No registro, Daiane aparece circulando pelas áreas comuns do condomínio. Ela mostra que seu apartamento estava sem energia elétrica, enquanto os demais imóveis permaneciam com luz. Em seguida, entra no elevador, cruza com um morador e desce até a recepção do prédio.
De acordo com a investigação, apenas moradores tinham acesso ao subsolo, local para onde Daiane se dirigiu com a intenção de restabelecer a energia do próprio apartamento. Após esse momento, ela não voltou a ser vista.
Reflexos e últimos registros
As imagens mostram o reflexo de Daiane na parede metálica do elevador e também em um notebook sobre o balcão da recepção. Pouco depois desses registros, não há mais imagens da corretora circulando pelo prédio.
O síndico Cleber Rosa Oliveira confessou o crime e indicou à polícia o local onde abandonou o corpo da vítima, às margens da rodovia GO-213, a cerca de 15 quilômetros de Caldas Novas, no trecho que liga a cidade a Ipameri e Pires do Rio.
Novas perícias no condomínio
Na última semana, a Polícia Civil realizou novas perícias no prédio onde Daiane morava e onde a família dela possui seis apartamentos. Segundo o delegado André Barbosa, os trabalhos incluíram simulações para esclarecer a dinâmica do crime, inclusive com testes relacionados a possíveis disparos de arma de fogo.
Até o momento, a perícia não foi concluída, e a polícia afirma que ainda não há confirmação oficial sobre a forma exata da morte da corretora.
Síndico e filho presos
Conforme a investigação, Cleber afirmou ter cometido o crime sozinho, após uma discussão com Daiane no dia 17 de dezembro, data do desaparecimento.

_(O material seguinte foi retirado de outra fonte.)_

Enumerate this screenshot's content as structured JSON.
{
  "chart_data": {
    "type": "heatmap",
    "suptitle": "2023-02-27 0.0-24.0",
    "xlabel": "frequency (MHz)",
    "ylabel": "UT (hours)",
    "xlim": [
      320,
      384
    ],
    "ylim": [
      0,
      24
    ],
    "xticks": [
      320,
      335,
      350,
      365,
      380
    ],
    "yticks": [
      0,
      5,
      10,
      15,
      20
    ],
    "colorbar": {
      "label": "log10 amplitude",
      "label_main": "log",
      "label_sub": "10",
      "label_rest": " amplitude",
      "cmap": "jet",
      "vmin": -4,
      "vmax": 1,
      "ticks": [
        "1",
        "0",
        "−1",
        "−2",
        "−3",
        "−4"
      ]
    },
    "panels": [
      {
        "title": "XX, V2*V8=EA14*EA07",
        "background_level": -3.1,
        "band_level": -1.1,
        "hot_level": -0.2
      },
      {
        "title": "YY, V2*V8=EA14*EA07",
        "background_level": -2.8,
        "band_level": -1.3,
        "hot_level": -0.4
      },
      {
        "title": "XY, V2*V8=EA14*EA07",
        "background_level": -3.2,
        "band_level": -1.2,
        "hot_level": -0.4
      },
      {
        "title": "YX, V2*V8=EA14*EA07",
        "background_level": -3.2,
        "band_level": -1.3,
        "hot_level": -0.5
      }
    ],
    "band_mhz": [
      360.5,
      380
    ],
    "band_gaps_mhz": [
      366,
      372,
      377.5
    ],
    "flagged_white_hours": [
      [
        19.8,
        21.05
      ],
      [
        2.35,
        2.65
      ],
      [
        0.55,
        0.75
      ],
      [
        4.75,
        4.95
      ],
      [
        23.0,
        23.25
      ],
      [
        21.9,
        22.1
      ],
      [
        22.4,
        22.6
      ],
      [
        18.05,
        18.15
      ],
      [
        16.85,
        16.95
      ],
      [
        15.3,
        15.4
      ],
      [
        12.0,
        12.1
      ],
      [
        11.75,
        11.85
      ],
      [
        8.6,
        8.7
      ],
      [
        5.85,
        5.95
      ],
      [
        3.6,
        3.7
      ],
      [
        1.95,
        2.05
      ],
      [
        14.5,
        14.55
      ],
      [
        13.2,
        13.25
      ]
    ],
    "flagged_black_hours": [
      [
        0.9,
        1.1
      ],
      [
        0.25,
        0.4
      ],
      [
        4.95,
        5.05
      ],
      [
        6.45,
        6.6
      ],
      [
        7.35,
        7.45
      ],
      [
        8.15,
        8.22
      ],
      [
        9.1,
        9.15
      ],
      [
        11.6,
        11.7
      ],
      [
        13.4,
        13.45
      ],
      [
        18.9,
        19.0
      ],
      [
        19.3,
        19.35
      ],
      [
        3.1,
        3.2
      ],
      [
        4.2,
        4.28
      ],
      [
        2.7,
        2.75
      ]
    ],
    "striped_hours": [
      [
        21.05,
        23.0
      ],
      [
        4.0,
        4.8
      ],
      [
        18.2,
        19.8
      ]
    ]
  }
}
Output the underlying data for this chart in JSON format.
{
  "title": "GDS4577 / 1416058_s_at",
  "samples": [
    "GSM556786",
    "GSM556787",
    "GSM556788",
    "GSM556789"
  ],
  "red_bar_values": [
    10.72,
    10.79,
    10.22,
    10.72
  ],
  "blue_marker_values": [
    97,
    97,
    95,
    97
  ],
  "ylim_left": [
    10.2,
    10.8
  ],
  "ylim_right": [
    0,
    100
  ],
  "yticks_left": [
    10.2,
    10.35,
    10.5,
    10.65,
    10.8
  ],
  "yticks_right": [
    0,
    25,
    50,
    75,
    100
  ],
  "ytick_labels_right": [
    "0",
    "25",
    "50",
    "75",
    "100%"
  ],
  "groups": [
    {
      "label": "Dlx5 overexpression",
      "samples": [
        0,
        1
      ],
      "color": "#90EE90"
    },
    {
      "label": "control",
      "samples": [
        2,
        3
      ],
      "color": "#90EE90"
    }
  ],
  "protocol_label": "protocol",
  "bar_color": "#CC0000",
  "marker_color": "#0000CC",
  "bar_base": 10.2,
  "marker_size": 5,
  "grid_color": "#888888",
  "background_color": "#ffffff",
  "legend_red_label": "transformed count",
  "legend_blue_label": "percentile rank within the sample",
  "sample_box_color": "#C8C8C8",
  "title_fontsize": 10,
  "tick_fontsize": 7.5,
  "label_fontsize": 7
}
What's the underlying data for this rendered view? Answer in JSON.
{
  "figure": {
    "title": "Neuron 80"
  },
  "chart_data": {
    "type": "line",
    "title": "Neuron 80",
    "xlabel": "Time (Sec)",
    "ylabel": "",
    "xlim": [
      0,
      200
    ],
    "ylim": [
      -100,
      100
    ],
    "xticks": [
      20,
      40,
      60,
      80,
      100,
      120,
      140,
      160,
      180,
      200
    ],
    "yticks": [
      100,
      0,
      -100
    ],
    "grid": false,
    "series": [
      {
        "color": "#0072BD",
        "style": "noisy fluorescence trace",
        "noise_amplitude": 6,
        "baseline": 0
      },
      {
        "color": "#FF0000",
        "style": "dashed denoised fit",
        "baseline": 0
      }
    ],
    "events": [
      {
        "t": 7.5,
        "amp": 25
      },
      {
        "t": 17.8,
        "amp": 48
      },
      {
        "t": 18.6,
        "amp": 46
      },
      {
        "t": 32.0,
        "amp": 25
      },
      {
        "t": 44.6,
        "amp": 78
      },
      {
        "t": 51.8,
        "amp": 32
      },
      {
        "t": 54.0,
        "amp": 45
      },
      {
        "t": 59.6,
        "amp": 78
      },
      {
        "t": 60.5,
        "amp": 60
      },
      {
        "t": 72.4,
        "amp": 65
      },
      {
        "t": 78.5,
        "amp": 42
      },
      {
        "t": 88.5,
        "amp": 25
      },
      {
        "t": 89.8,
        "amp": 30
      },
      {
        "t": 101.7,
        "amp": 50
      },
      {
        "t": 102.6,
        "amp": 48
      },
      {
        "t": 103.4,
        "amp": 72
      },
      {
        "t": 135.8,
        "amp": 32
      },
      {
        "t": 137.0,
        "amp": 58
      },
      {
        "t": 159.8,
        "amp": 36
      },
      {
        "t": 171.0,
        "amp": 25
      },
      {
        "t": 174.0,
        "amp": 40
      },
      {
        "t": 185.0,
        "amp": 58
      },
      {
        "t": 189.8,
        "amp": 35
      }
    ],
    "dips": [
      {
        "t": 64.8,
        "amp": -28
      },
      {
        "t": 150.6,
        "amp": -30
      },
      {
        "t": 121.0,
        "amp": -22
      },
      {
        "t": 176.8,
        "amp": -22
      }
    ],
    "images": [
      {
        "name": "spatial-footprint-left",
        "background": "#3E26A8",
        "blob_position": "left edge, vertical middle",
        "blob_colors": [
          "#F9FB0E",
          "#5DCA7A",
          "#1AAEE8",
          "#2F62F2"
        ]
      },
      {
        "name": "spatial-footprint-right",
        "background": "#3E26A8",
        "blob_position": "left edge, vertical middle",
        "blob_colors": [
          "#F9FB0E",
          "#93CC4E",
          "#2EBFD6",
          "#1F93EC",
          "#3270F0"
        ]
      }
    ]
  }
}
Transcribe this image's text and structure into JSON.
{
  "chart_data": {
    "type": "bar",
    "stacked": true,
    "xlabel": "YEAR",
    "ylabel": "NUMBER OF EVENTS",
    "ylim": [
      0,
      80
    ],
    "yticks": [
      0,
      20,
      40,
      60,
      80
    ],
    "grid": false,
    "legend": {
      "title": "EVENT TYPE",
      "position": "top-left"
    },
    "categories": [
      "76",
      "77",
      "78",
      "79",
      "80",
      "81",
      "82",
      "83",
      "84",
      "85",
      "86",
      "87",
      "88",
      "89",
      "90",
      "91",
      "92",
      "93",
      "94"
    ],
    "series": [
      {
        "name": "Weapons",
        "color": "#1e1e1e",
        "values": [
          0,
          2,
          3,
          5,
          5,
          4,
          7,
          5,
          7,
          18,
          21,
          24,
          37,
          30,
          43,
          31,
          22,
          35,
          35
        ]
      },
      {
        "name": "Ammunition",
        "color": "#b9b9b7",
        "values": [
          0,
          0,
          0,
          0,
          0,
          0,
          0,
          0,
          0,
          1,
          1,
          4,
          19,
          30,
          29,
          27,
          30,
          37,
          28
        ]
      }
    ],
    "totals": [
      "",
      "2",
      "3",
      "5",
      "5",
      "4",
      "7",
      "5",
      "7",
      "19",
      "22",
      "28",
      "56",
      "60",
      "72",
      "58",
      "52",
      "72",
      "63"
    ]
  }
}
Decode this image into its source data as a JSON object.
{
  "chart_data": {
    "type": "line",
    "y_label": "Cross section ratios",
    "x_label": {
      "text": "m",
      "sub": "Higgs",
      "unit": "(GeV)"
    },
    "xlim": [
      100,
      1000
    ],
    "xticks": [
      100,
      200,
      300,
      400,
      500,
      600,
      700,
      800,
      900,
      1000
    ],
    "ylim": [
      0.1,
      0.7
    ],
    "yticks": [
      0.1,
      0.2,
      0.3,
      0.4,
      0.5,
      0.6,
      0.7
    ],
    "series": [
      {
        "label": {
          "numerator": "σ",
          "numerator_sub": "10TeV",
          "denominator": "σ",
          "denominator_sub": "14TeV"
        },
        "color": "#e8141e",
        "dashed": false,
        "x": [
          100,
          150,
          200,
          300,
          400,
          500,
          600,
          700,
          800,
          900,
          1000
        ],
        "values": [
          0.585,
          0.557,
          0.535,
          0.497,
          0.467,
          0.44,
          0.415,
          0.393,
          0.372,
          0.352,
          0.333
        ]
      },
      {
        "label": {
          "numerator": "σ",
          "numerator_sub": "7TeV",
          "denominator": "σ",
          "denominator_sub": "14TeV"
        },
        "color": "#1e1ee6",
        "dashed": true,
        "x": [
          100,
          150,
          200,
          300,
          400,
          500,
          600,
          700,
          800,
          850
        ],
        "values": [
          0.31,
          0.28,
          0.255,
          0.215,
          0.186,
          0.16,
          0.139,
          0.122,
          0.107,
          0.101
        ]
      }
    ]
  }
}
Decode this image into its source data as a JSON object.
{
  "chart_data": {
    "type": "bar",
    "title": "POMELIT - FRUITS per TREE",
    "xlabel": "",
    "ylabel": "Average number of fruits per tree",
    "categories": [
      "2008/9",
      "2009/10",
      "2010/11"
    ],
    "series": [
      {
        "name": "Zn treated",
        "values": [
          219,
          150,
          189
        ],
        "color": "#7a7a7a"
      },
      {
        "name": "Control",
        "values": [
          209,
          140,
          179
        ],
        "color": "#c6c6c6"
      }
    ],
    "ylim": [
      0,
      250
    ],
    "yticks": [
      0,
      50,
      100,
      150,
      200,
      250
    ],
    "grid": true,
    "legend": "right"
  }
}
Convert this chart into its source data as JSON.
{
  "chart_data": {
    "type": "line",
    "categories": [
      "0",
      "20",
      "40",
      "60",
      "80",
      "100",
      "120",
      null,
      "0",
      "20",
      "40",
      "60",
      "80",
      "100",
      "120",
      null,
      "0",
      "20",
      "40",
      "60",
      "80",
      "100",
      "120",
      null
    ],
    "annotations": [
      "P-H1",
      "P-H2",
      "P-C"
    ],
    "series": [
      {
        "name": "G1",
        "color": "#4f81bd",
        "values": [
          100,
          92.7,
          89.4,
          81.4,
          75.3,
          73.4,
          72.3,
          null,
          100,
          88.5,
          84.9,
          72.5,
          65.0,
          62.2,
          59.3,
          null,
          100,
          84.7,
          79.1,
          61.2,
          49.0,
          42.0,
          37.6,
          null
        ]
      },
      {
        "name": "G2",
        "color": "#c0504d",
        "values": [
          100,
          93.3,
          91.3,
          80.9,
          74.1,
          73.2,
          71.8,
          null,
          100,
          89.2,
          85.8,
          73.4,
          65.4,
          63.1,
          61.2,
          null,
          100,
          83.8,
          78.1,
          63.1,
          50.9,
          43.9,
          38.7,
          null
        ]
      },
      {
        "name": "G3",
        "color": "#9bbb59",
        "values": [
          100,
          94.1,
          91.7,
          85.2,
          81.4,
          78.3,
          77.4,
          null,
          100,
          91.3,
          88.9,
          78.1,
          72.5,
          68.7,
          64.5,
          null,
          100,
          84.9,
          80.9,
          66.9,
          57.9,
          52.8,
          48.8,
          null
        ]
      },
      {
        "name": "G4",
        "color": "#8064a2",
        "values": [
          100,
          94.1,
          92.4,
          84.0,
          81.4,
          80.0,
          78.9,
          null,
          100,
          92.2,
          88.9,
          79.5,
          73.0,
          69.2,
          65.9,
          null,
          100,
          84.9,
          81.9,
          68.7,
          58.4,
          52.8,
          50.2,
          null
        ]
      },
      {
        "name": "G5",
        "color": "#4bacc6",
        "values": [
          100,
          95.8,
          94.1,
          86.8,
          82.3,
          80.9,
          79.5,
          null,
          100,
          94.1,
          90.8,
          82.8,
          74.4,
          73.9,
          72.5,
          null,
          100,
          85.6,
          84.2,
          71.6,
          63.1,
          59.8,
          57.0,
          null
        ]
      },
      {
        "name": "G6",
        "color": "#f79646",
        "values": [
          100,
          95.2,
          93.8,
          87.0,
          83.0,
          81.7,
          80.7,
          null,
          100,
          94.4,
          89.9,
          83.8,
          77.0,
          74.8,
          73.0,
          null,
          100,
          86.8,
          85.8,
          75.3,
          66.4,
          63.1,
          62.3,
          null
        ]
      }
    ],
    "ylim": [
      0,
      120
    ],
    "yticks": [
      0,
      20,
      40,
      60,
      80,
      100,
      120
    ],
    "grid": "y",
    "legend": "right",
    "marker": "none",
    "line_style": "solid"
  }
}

O filho dele, Maicon Douglas de Oliveira, também foi preso e é investigado por suspeita de ajudar na ocultação de provas.
Em nota, a defesa de ambos afirmou que o síndico tem colaborado com as autoridades e negou a participação do filho no homicídio.
Histórico de conflitos e denúncia anterior
Daiane desapareceu após descer ao subsolo para religar o padrão de energia do próprio apartamento. Antes disso, ela gravou vídeos explicando a situação e os enviou a uma amiga, dizendo que resolveria o problema.
A mãe da corretora, Nilze Alves, estranhou a ausência da filha no dia seguinte, quando haviam combinado de tratar de locações para o período de Natal e Réveillon, e registrou o desaparecimento.
Segundo a família, havia conflitos recorrentes entre Daiane e o síndico. Desde fevereiro de 2025, foram registrados 12 processos judiciais envolvendo as partes. O Ministério Público de Goiás informou que Cleber monitorava a movimentação da corretora e de hóspedes pelas câmeras do prédio.
Em 19 de janeiro, 39 dias após o desaparecimento, o MP-GO denunciou o síndico pelo crime de perseguição (stalking). A investigação sobre o homicídio segue em andamento.